Part of the College’s 2017 Division of Natural Sciences and Mathematics Spring Lecture Series, Dr. Ferreira’s presentation will seek to uncover how the soil suffered following the 2011 Daiichi nuclear disaster in Fukushima, Japan. He will discuss the chemistry of radiocesium soil contamination, and the solutions scientists are now seeking.

Dr. Ferreira received a bachelor’s degree in environmental and resource sciences, a master’s degree in geological sciences, and his doctorate in plant science with a specialization in soil chemistry. His current research intends to better understand the retention mechanisms of non-exchangeable cesium cations in clay minerals in order to potentially facilitate the remediation of radiocesium contaminated soils around the site of the Fukushima Daiichi nuclear disaster.

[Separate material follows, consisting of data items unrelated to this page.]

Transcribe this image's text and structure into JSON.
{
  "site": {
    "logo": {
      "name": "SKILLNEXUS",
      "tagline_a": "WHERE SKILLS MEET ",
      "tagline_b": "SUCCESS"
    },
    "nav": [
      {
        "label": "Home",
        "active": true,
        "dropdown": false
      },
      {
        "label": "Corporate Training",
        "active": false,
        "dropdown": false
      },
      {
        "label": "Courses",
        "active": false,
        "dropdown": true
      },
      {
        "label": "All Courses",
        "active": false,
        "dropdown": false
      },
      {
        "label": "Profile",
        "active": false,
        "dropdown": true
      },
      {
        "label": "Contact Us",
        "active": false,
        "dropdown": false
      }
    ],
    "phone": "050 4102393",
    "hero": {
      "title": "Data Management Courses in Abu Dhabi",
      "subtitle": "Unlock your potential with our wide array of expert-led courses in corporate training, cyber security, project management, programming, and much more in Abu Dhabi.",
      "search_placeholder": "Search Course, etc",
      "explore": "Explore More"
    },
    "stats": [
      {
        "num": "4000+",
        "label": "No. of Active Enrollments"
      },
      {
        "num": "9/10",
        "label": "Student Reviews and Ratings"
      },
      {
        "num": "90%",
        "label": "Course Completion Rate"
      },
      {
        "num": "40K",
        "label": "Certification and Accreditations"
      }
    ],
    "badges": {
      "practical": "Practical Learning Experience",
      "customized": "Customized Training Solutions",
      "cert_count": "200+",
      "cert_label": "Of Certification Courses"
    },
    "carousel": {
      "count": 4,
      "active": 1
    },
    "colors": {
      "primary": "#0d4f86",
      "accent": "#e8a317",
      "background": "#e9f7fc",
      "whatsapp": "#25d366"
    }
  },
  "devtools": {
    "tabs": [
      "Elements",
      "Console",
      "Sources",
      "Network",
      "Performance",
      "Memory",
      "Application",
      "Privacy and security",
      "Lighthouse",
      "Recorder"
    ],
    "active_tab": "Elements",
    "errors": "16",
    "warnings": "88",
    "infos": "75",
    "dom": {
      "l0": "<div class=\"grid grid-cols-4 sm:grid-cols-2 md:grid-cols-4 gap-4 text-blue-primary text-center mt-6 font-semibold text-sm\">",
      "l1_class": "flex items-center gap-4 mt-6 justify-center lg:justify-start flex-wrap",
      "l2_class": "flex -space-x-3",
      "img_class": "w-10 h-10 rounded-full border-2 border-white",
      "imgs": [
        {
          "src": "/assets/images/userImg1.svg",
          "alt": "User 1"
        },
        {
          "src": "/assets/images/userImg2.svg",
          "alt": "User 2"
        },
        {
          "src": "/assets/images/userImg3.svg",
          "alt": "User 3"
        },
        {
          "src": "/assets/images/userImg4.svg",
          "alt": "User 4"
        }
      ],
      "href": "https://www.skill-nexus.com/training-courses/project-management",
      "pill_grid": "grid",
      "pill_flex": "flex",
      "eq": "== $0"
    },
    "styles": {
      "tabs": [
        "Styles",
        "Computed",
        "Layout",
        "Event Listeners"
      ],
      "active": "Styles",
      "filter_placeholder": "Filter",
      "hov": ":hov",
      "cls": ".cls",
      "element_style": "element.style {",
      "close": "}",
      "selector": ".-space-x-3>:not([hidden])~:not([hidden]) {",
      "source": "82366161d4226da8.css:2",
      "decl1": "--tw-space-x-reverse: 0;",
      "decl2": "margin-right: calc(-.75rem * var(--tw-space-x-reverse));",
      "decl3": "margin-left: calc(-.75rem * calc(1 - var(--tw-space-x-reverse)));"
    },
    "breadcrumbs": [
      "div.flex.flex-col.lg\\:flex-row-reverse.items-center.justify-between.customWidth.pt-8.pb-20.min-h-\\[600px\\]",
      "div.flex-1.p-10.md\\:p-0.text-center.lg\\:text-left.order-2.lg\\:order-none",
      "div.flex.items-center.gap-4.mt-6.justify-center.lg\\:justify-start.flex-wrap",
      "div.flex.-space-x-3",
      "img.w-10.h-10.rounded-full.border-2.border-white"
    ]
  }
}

He has worked as a field geologist, an environmental scientist, an environmental lab technician, and an environmental risk manager. As a soil chemist, Dr. Ferreira investigates the behavior of ions at the mineral/water interface, especially in ion-exchange reactions.  Ion exchange processes play a role in many important environmental soil functions such as the retention of nutrients and the fate and transport of pollutants in soil and ground water.  

Dr. Ferreira’s doctoral dissertation, “The Nanopore Inner-Sphere (NISE) Effect and Its Role in Sodium Retention” was selected for the 2013 Emil Truog Award. This award is given by the Soil Science Society of America for the doctoral dissertation that made the greatest contribution to advancing the field of soil science in a given year.